Mitochondrial DNA is passed down exclusively from the mother. It is circular (as opposed to the linear DNA in the nucleus), and its genome contains 37 genes that code for the production of 13 proteins, 22 tRNAs, and 2 rRNAs. The mitochondrial genome also has a higher mutation rate when compared to the nuclear genome - about 100 times higher. 

While not every genetic mutation is bad, there are some mutations in mitochondrial DNA that can result in devastating diseases. If a mother has mitochondrial DNA containing mutations which cause harmful diseases, they will be passed on and could potentially cause illness in the child. In the past, some women have opted out of having children in order to prevent passing down those mutations. Now, scientists may have found a solution for those women looking to start a family.


Mitochondrial DNA is passed down via the egg. The DNA in the nucleus inside the egg is a combination between mother and father. To avoid using the mother’s egg which could pass down potentially deleterious mutations, a second female is required. The nucleus is removed from the donor egg and is replaced by the nuclear DNA of the mother. Sperm from the father is then injected into the egg, fertilizing it. The embryo can then be implanted into the mother with the mitochondrial mutations, and it will progress with a normal pregnancy and delivery.

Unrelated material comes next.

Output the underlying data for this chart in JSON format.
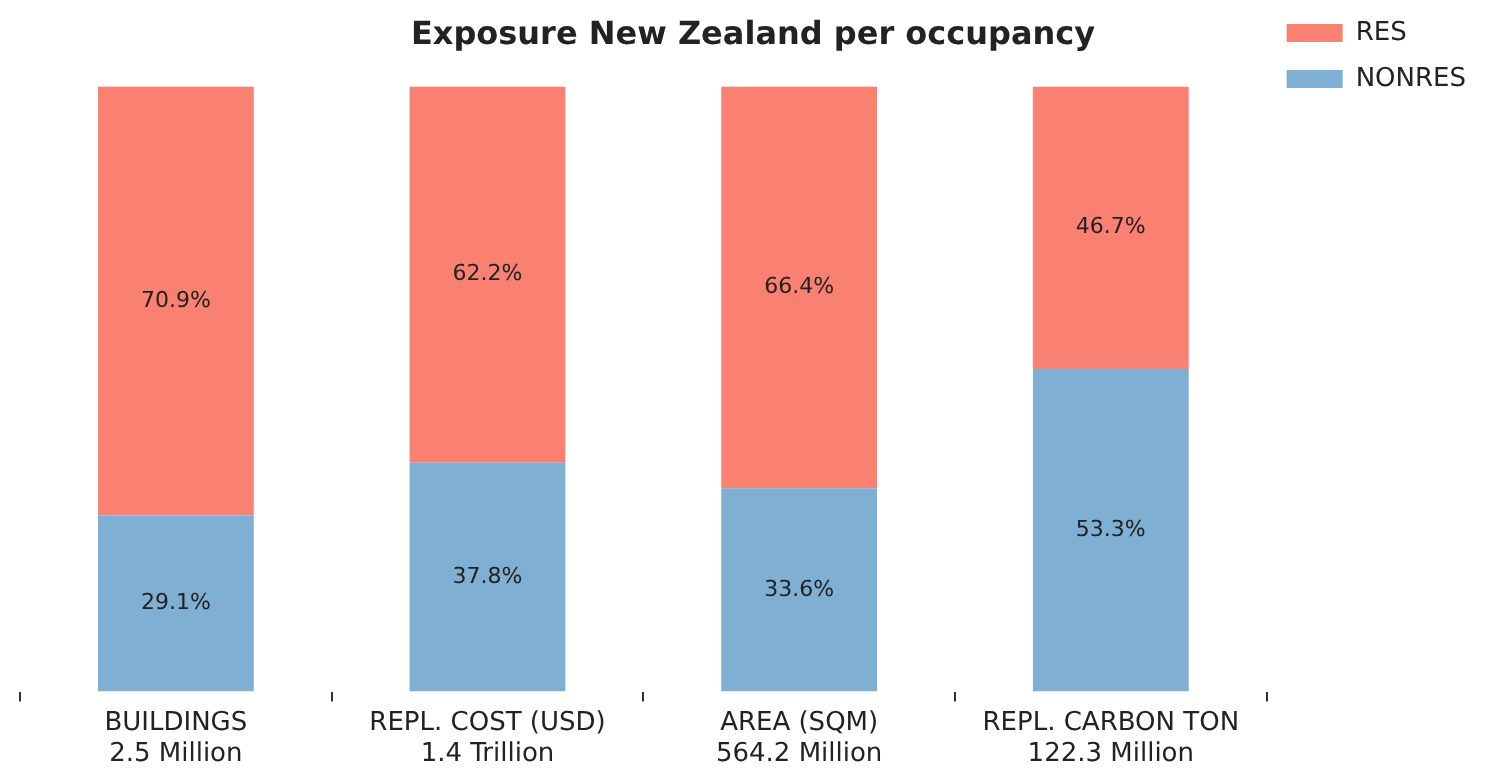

Surprisingly enough, this concept isn’t new. Three-parent IVF has been performed on rhesus monkeys, who are alive and healthy four years later. Earlier this year, it was demonstrated that this technique is possible to do with human cells as well, though there have been some ethical concerns.

Last week, the FDA began to discuss the ethical, legal, and technical obstacles that will inherently come with human trials and clinical practice of this technique. Many speculate that it will gain approval.